In my preaching, I affirm that the law must be preached as God’s holy standard so that it examines, exposes, and defines real holiness.
I affirm that the law must unmask hypocrisy, confront sin honestly, and expose false assurance where it exists.
I affirm that there are moments when the primary purpose of preaching the law is to prepare the heart for Christ by unmasking unrighteousness and stripping away self-confidence.
I affirm that antinomianism is real and deadly, especially in cultural Christianity where people presume safety while remaining unchanged.
I affirm the necessity of warning, exhorting, pressing repentance, and calling people to obedience with biblical seriousness.
I affirm that obedience is not optional, holiness is not optional, and the commands of God are not light.
I refuse to preach grace in a way that sentimentalizes sin or bypasses repentance.
I affirm that the law—whether Old Testament or New Testament command—never supplies the power it demands.
I reject preaching that repeatedly issues commands to believers as though the command itself were the means of transformation.
I affirm that sanctification is not driven primarily by mental effort, discipline, or “trying harder,” but by active, present, daily dependence on Christ.
I affirm that believers grow by faith in Christ’s promises, reliance on the Spirit, and continual access to grace through our Great High Priest.
I reject the idea that justification is God’s work, glorification is God’s work, but sanctification is left largely to human effort.
I affirm that the entire Christian life is lived by grace—grace that pardons, grace that empowers, grace that produces obedience.
I affirm that the gospel is not merely the doorway into the Christian life but the lifeblood of the Christian life.
I affirm that lawful living for believers is paved with the gospel, not powered by law-driven striving.
I reject trusting law more than gospel to produce real holiness, even when the concern is widespread unholiness in the church.

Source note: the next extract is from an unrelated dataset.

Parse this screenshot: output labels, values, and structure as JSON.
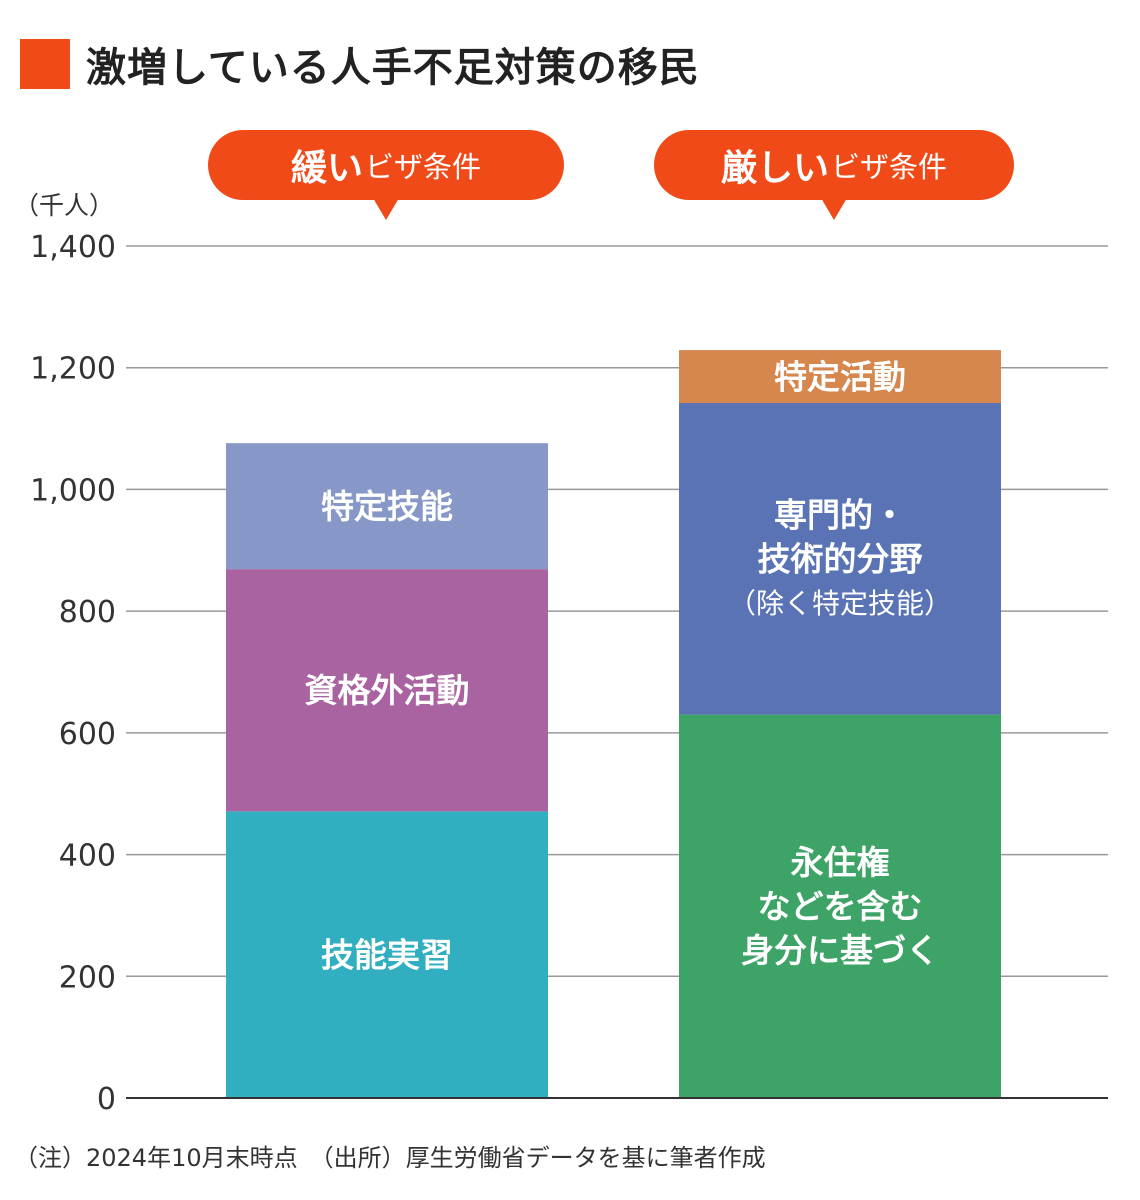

I reject treating grace received at conversion as though it automatically makes sanctification a self-driven project.
I also reject gospel-only preaching that never challenges obedience, never examines with the law, never calls out false assurance, and treats sin lightly.
I affirm that the gospel does not weaken holiness but creates it.

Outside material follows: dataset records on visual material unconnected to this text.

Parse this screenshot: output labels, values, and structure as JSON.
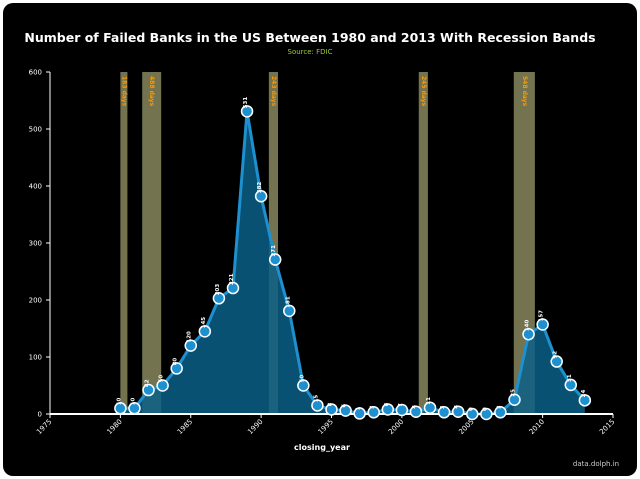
{
  "chart_data": {
    "type": "area",
    "title": "Number of Failed Banks in the US Between 1980 and 2013 With Recession Bands",
    "subtitle": "Source: FDIC",
    "xlabel": "closing_year",
    "ylabel": "",
    "xlim": [
      1975,
      2015
    ],
    "ylim": [
      0,
      600
    ],
    "x_ticks": [
      "1975",
      "1980",
      "1985",
      "1990",
      "1995",
      "2000",
      "2005",
      "2010",
      "2015"
    ],
    "y_ticks": [
      "0",
      "100",
      "200",
      "300",
      "400",
      "500",
      "600"
    ],
    "grid": false,
    "legend": "none",
    "x": [
      1980,
      1981,
      1982,
      1983,
      1984,
      1985,
      1986,
      1987,
      1988,
      1989,
      1990,
      1991,
      1992,
      1993,
      1994,
      1995,
      1996,
      1997,
      1998,
      1999,
      2000,
      2001,
      2002,
      2003,
      2004,
      2005,
      2006,
      2007,
      2008,
      2009,
      2010,
      2011,
      2012,
      2013
    ],
    "y": [
      10,
      10,
      42,
      50,
      80,
      120,
      145,
      203,
      221,
      531,
      382,
      271,
      181,
      50,
      15,
      8,
      6,
      1,
      3,
      8,
      7,
      4,
      11,
      3,
      4,
      0,
      0,
      3,
      25,
      140,
      157,
      92,
      51,
      24
    ],
    "point_labels": [
      "10",
      "10",
      "42",
      "50",
      "80",
      "120",
      "145",
      "203",
      "221",
      "531",
      "382",
      "271",
      "181",
      "50",
      "15",
      "8",
      "6",
      "1",
      "3",
      "8",
      "7",
      "4",
      "11",
      "3",
      "4",
      "0",
      "0",
      "3",
      "25",
      "140",
      "157",
      "92",
      "51",
      "24"
    ],
    "recessions": [
      {
        "start": 1980.0,
        "end": 1980.5,
        "label": "183 days"
      },
      {
        "start": 1981.55,
        "end": 1982.9,
        "label": "488 days"
      },
      {
        "start": 1990.55,
        "end": 1991.2,
        "label": "243 days"
      },
      {
        "start": 2001.2,
        "end": 2001.85,
        "label": "245 days"
      },
      {
        "start": 2007.95,
        "end": 2009.45,
        "label": "548 days"
      }
    ],
    "colors": {
      "line": "#1e90d0",
      "area": "#0b5f86",
      "point": "#1e90d0",
      "band": "#9a9a6a",
      "band_label": "#ff9900",
      "background": "#000000"
    }
  },
  "credit": "data.dolph.in"
}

I affirm that the Spirit uses both law and gospel in their proper channels, not as a mixture but by distinct means.
I affirm the law as the target that reveals what the Christian life should look like, not the engine that makes it happen.
I insist that the gospel is the engine that supplies what the law requires through Christ and the Spirit.
I affirm that faithful preaching must both warn and warm—warning the presumptuous without crushing the tender, and comforting the struggling without granting peace to the unrepentant.
I affirm that this kind of preaching will often be misunderstood and accused of imbalance precisely because it refuses both legalism and antinomianism.
I believe this approach requires more theological precision, more patience, more trust in the Spirit, and less control over outcomes.
I am convinced it is the biblical path: law that truly exposes and directs, gospel that truly saves and empowers, and obedience that is real, supernatural, Christ-exalting, Spirit-enabled, and sustained by ongoing dependence on grace—not by law-based labor.